The idea that a modern society could function at a high level without a strong and sometimes intrusive state is simply incorrect as a matter of fact. There are laws against things we all agree are immoral, like violence and theft. There are also laws like traffic rules and property zoning, that solve important coordination problems. Then there are government activities around public goods like roads, subways, defense. And there is a strong case that public health (pollution, food safety, transportation safety, medical care) and education fall into those categories as well. Universal education and vaccination programs don’t spontaneously emerge without strong governments.

And then, if you create property rights around public goods, and let people form cartels to set up an air traffic control system for airspace or allocate broadcast spectrum, you end up with it somehow being OK for concentrated private power to do things that libertarians find immoral if an elected democratic government does them. Essentially, strong-form libertarianism rejects the legitimacy of democratic government in favor of their notion of natural human rights.
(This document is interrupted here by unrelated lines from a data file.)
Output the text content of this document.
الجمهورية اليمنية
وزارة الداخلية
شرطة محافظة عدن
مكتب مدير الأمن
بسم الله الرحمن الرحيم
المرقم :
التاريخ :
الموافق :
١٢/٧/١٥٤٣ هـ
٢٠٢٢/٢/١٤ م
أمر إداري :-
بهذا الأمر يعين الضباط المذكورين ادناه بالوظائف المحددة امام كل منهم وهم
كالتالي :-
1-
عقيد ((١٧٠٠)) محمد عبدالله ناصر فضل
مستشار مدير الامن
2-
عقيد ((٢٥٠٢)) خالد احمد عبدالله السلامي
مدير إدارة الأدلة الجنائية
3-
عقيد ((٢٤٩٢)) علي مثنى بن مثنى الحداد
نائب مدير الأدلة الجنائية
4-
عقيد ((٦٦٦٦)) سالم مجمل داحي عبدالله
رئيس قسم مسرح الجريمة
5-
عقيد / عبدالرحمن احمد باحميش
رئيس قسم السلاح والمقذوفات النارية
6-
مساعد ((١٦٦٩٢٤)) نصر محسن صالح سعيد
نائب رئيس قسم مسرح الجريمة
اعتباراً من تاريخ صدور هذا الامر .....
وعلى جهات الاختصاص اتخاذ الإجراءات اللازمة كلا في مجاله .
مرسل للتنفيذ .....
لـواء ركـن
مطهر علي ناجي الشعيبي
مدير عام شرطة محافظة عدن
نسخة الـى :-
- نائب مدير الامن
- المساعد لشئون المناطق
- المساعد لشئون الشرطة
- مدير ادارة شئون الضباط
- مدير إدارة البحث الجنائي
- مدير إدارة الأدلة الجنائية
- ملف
It is all too true that government can often stray over a fine line into paternalism, ignoring market incentives, overreaching beyond activities where government can be effective, and favoring politically privileged groups.

But to be against government mandated vaccination, or airline safety regulations and inspections, or collective action by common agreement against other threats is madness.
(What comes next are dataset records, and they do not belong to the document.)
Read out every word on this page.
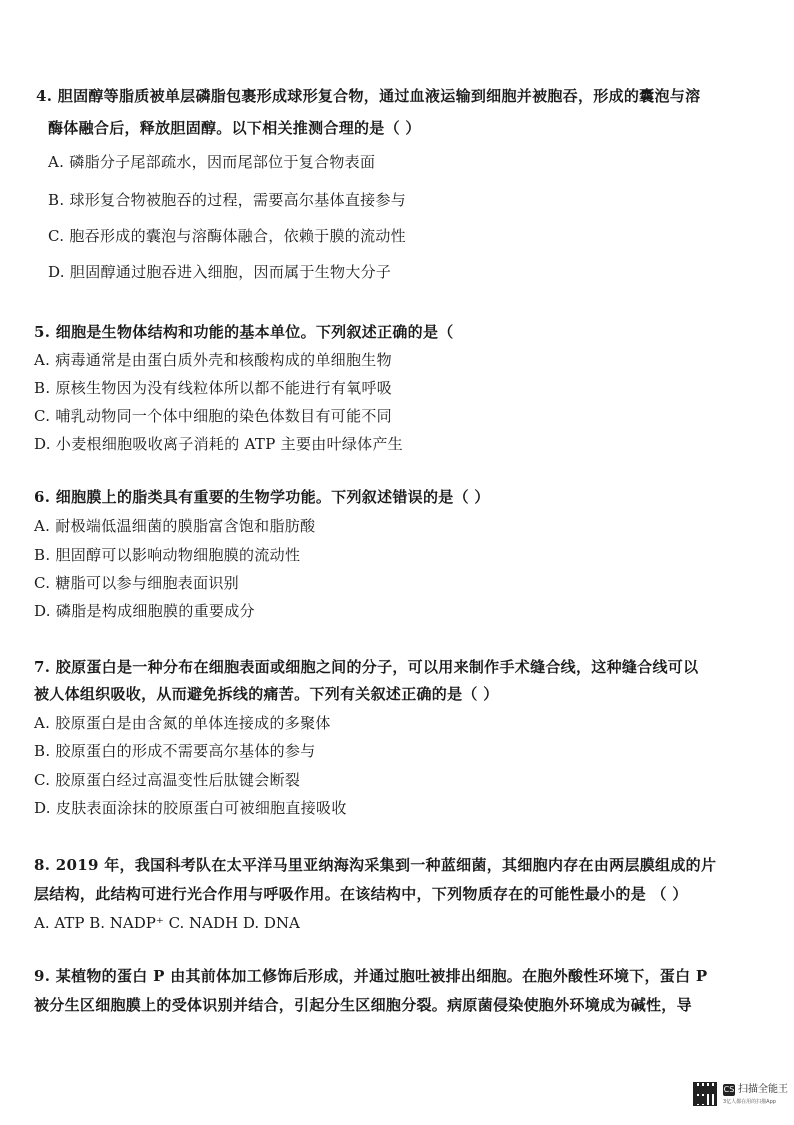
4. 胆固醇等脂质被单层磷脂包裹形成球形复合物，通过血液运输到细胞并被胞吞，形成的囊泡与溶
酶体融合后，释放胆固醇。以下相关推测合理的是（ ）
A. 磷脂分子尾部疏水，因而尾部位于复合物表面
B. 球形复合物被胞吞的过程，需要高尔基体直接参与
C. 胞吞形成的囊泡与溶酶体融合，依赖于膜的流动性
D. 胆固醇通过胞吞进入细胞，因而属于生物大分子
5. 细胞是生物体结构和功能的基本单位。下列叙述正确的是（
A. 病毒通常是由蛋白质外壳和核酸构成的单细胞生物
B. 原核生物因为没有线粒体所以都不能进行有氧呼吸
C. 哺乳动物同一个体中细胞的染色体数目有可能不同
D. 小麦根细胞吸收离子消耗的 ATP 主要由叶绿体产生
6. 细胞膜上的脂类具有重要的生物学功能。下列叙述错误的是（ ）
A. 耐极端低温细菌的膜脂富含饱和脂肪酸
B. 胆固醇可以影响动物细胞膜的流动性
C. 糖脂可以参与细胞表面识别
D. 磷脂是构成细胞膜的重要成分
7. 胶原蛋白是一种分布在细胞表面或细胞之间的分子，可以用来制作手术缝合线，这种缝合线可以
被人体组织吸收，从而避免拆线的痛苦。下列有关叙述正确的是（ ）
A. 胶原蛋白是由含氮的单体连接成的多聚体
B. 胶原蛋白的形成不需要高尔基体的参与
C. 胶原蛋白经过高温变性后肽键会断裂
D. 皮肤表面涂抹的胶原蛋白可被细胞直接吸收
8. 2019 年，我国科考队在太平洋马里亚纳海沟采集到一种蓝细菌，其细胞内存在由两层膜组成的片
层结构，此结构可进行光合作用与呼吸作用。在该结构中，下列物质存在的可能性最小的是 （ ）
A. ATP B. NADP⁺ C. NADH D. DNA
9. 某植物的蛋白 P 由其前体加工修饰后形成，并通过胞吐被排出细胞。在胞外酸性环境下，蛋白 P
被分生区细胞膜上的受体识别并结合，引起分生区细胞分裂。病原菌侵染使胞外环境成为碱性，导
CS 扫描全能王
3亿人都在用的扫描App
To think unfettered freedom can solve all problems through voluntary cooperation is magical thinking. It seems more likely to give rise to lack of coordination, antisocial behavior, and ultimately feudalism and mafia rule, as the strongest abuse private power, and people are forced to accept rules that entrench powerful interests. The most libertarian states in the world, the ones with no functioning government, are not utopian paradises.

So, that’s why I don’t identify as a libertarian.

Why do libertarians have a bad rap? Crazy purist libertarians and hypocrites. Crazy purist libertarians, who say parents should be free to starve their kids. Hypocritical Patriot Act libertarians for the death penalty, who make libertarian arguments against social security but think the monopoly on violence is part of the natural order and doesn’t need to be reined in. Fake corporate libertarians who are fine with concentrated power, as long as tyranny is by private interests and not democratically elected governments. Selfish libertarians who use ideology to rationalize not having empathy for other people. Entitled libertarian oligarchs who think liberty just means they get to make all the rules.

We need libertarians to defend freedom. They should be constructive in their skepticism of anything that threatens liberty, whether it’s government or private interests, and mindful of the tradeoffs. There aren’t enough libertarians like that.